The couple, from Halesowen, were jailed for five years in 2005 for poisoning their three-year-old foster son, Christian Blewitt, with salt.
Their lawyers argued Christian had a rare sort of salt diabetes, which led to his high salt levels.
Hamilton, who has already served her sentence, will use similar arguments in an attempt to have her conviction overturned.
During Hamilton's original trial, the court was told how the girl - who cannot be named - had been admitted to Edinburgh's Royal Hospital for Sick Children on several occasions.
In March 2000, the girl suffered a stroke and doctors found high levels of sodium in her bloodstream, which they believed could only have been administered deliberately.

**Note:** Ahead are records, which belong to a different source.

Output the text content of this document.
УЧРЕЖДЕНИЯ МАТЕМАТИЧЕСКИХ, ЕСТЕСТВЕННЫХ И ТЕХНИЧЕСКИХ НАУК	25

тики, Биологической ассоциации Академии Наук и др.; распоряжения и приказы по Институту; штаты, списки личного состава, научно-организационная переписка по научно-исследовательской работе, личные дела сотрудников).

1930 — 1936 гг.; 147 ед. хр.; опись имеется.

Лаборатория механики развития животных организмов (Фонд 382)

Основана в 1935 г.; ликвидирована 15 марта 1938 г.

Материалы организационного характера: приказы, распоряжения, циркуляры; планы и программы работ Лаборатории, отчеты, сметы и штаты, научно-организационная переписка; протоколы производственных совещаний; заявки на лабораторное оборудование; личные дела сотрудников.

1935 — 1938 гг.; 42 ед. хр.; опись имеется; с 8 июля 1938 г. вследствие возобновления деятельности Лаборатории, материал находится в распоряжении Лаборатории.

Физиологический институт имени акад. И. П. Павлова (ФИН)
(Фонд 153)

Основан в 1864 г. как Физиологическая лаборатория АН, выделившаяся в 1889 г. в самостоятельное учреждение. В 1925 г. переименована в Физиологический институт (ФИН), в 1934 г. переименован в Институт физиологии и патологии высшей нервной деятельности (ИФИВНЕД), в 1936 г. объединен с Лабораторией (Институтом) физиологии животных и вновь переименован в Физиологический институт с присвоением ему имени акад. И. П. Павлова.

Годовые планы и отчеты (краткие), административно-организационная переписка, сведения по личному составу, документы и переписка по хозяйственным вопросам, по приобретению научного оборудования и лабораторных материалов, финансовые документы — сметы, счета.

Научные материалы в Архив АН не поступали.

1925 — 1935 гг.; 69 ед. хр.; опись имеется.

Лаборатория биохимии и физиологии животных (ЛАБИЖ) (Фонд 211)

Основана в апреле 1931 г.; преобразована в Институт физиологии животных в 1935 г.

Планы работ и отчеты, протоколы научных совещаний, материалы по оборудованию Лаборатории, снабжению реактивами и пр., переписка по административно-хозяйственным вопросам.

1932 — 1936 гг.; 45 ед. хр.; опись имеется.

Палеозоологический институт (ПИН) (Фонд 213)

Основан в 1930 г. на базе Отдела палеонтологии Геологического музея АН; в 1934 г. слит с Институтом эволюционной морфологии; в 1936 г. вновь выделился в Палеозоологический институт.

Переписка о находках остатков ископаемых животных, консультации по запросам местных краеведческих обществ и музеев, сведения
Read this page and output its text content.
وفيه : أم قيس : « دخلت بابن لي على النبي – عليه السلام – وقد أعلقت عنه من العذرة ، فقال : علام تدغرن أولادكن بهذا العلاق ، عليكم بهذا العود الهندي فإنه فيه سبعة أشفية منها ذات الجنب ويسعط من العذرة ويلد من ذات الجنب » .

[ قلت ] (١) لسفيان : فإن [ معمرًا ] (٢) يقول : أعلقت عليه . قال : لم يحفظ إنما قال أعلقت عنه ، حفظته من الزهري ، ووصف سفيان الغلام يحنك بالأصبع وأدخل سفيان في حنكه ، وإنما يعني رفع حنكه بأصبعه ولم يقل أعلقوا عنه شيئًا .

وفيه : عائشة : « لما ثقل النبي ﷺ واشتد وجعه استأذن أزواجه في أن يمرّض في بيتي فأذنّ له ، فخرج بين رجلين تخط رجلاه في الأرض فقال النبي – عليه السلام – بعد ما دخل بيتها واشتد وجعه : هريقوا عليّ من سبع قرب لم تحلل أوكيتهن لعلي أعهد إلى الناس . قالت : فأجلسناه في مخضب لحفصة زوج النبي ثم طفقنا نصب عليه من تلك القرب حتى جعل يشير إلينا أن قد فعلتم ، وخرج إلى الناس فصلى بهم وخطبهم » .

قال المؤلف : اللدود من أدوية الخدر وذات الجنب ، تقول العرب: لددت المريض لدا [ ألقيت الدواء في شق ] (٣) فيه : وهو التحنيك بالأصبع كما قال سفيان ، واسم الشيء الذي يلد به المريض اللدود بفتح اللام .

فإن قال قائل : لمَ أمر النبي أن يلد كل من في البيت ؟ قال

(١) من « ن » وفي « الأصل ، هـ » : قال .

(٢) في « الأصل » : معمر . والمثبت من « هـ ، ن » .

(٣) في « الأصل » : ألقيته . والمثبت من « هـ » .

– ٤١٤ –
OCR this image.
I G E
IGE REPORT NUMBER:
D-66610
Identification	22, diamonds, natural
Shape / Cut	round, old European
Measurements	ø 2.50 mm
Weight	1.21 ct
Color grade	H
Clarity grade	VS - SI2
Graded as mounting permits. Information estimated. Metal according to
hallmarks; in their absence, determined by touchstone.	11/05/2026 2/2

Hamilton, who always denied giving the girl an overdose, said she first heard of salt poisoning when the child was in hospital.
"That's when our nightmare began," she said.
"The child is lying upstairs, possibly dying, we'd been told to get family up, etc, and then they hit us with this.
"I just kept thinking this isn't real. But it was real and I got questioned, questioned and questioned by two policemen.
"I can't remember much of it because I was in shock and I just wanted to see the child."
Hamilton said the child developed a condition where her sodium level increased when she had sickness and diarrhoea.
She added: "It kept going up and myself and my husband asked on a lot of occasions why it was going up and they told us it was an enigma."
'Want the truth'
Hamilton said there were parallels between her case and that of Ian and Angela Gay.
"There are other cases I've heard of and another two cases that I know are waiting to go to trial.
"If our case or the Gay case can help anyone else then that's what I want. I want the truth, I just want an answer.
"Hopefully now we've got that answer and I get my appeal, we get our life back, the child gets to know the truth and we can start again."